5. One client only – My blueberries will all be in one basket! In Germany, freelancers cannot earn 100% from one client. The Finanzamt doesn’t want you to freelance as an administrative step. My workaround this would be to grab work from another freelancer, and bill through her company. Since I haven’t even spoken to this freelancer yet, I’m not sure this is possible. So I’ll have to contact her to see what she says.
Health insurance issues
Everyone needs to be health insured in Germany, and insurance is pretty expensive. I spoke with an independent insurance broker and I have to stay on public insurance if I go freelance. That means I’ll have to pay 14.9% of my gross income to insurance, with a minimum of ~400 EUR per month. During the slow months at the beginning, I’ll be running at a loss. That’s okay to me, but I do prefer to make money!
My long term career goals
I’ve always wanted to be location independent. I don’t like being stuck in one place. I want to be able to travel, spend time with far away loved ones, and to work while at it. Plus, I’d like to try running my own business to see if I’ll like it.

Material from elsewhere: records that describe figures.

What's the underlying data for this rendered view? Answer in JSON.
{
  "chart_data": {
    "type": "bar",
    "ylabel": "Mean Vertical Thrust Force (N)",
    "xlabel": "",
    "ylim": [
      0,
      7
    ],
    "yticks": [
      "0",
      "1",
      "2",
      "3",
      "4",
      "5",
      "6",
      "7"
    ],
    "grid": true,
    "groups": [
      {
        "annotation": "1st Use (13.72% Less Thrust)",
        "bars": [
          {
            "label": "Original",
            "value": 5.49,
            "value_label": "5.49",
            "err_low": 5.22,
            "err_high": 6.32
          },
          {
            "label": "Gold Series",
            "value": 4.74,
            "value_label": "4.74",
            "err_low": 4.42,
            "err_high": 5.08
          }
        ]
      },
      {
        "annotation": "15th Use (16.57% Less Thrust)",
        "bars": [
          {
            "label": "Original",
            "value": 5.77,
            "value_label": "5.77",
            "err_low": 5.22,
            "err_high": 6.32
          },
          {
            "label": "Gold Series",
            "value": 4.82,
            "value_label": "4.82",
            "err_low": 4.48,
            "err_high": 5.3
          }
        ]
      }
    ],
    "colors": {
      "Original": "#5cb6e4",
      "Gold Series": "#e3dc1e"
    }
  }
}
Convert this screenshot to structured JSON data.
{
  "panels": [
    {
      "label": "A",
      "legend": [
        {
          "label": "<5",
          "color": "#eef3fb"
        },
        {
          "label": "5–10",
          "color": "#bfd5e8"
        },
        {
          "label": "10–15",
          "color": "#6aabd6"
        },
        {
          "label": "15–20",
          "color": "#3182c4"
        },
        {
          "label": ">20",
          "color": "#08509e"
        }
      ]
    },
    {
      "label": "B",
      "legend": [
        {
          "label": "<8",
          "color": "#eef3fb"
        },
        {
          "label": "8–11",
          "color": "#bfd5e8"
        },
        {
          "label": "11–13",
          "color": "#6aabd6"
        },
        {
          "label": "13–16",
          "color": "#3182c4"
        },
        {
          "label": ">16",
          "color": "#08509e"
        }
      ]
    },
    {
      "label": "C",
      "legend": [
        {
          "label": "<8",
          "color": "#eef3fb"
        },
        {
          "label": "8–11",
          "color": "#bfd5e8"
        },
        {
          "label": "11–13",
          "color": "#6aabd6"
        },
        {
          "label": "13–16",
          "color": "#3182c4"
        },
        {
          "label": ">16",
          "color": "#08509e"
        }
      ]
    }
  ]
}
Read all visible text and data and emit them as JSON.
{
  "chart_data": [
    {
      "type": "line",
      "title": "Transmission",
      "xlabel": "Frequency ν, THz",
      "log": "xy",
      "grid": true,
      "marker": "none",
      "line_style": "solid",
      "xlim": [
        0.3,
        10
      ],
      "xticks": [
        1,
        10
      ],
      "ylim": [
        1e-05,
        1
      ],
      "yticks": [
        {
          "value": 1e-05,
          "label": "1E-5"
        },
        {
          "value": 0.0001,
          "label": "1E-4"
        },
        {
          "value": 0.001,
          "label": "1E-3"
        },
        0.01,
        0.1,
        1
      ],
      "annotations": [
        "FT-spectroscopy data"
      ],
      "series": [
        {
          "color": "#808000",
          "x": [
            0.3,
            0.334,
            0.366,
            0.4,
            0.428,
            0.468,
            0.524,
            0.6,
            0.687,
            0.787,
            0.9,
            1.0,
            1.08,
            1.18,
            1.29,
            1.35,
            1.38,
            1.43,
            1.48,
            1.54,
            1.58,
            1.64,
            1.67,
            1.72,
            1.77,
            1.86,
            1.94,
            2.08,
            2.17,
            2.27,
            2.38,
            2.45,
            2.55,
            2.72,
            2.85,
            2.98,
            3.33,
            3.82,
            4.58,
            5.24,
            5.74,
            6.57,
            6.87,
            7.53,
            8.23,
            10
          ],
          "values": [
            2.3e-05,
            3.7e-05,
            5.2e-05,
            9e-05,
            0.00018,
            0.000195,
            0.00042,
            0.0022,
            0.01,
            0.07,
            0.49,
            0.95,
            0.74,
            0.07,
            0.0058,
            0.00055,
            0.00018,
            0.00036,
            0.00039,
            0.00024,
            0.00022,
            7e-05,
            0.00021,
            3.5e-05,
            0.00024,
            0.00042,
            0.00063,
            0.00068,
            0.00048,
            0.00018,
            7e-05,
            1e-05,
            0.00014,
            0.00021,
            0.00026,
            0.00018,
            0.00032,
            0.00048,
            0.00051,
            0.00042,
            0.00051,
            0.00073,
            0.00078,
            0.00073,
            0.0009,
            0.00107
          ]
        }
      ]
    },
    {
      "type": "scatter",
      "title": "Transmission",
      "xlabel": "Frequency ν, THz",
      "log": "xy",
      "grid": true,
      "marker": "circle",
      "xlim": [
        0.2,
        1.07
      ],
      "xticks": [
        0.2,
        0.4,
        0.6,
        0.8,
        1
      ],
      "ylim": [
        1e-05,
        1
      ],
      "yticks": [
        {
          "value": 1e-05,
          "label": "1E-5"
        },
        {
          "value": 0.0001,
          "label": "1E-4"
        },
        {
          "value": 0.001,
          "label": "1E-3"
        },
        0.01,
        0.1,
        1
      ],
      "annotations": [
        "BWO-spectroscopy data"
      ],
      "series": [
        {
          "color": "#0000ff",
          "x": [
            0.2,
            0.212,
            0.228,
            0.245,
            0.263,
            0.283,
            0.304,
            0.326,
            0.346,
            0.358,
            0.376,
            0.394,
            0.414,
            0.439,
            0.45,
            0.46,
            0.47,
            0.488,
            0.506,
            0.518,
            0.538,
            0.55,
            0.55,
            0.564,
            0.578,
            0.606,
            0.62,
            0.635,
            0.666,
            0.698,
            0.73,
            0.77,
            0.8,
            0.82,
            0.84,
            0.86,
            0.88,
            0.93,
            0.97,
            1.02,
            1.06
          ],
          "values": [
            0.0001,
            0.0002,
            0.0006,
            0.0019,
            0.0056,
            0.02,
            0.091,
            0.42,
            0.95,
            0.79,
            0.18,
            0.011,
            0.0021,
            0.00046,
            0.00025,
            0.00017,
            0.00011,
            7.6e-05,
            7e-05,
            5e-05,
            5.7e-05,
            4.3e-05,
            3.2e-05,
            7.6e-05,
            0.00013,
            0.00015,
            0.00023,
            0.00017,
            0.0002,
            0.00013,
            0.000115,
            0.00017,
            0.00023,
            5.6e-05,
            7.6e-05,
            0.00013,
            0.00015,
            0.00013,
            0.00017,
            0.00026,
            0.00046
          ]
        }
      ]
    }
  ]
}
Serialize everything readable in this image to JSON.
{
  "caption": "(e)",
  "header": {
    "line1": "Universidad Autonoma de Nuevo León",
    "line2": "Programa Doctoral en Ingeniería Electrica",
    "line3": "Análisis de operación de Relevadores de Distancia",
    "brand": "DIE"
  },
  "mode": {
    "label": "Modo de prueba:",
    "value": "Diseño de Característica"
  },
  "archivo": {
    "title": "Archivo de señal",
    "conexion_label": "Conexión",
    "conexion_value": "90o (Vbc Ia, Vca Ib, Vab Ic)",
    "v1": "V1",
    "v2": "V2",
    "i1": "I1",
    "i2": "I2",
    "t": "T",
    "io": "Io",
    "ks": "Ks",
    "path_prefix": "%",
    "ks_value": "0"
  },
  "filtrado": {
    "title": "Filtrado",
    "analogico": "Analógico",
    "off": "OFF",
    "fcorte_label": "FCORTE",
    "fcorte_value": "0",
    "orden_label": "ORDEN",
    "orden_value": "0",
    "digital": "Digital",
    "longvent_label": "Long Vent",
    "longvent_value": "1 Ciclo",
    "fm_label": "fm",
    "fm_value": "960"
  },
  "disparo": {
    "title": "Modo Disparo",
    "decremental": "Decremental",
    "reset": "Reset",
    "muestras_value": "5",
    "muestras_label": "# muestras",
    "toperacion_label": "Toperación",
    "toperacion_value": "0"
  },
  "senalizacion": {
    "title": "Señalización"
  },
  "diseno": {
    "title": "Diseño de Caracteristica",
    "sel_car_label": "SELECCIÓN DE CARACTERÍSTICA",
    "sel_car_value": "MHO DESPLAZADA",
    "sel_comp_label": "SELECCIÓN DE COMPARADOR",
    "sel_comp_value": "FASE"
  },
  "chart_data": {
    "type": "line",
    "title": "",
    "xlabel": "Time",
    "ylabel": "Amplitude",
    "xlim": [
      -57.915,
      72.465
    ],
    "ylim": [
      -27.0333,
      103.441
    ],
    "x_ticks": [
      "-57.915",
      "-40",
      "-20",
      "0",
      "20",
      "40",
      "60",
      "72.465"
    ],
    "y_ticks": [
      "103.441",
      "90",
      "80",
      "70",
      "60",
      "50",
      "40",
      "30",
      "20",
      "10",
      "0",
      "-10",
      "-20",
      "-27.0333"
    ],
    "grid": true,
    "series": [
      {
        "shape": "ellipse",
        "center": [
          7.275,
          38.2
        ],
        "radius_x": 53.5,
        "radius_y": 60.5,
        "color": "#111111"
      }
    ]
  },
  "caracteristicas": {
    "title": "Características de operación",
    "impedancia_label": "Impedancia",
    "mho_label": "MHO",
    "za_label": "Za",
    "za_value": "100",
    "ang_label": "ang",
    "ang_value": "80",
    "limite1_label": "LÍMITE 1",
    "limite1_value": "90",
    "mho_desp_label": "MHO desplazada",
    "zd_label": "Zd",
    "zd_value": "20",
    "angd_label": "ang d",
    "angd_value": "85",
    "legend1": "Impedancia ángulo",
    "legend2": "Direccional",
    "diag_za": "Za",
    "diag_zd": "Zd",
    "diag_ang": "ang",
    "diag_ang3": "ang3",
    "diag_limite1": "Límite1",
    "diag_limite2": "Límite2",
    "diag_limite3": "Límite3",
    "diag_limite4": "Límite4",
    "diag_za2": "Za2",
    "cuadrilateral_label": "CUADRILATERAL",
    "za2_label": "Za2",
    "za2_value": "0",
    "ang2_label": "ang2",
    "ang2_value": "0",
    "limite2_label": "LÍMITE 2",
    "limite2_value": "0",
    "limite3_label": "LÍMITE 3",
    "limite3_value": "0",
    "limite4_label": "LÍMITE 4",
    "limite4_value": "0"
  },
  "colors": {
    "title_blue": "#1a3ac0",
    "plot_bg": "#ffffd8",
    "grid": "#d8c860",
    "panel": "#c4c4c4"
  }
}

I’d also like to retire early! If I wait a few years until I go freelance (my original plan), I’m wasting all these prime income generating years. Assuming freelancing earns me more than working as an employee (I think it does). Of course, freelancing is dependent on clients. But I think I’ve stumbled on a really needy client who has no shortage of busy work. If projects ever dry up, hopefully I’ll be retired by then. If not, I can probably get my old job back!
Basically, I really need to give freelancing a try. As much as this is a stressful time of change for Mr. G and I, it’s equally a period of growth and opportunity. It’s all about how we choose to define this moment. I’m choosing to leverage it to forge a life we truly want.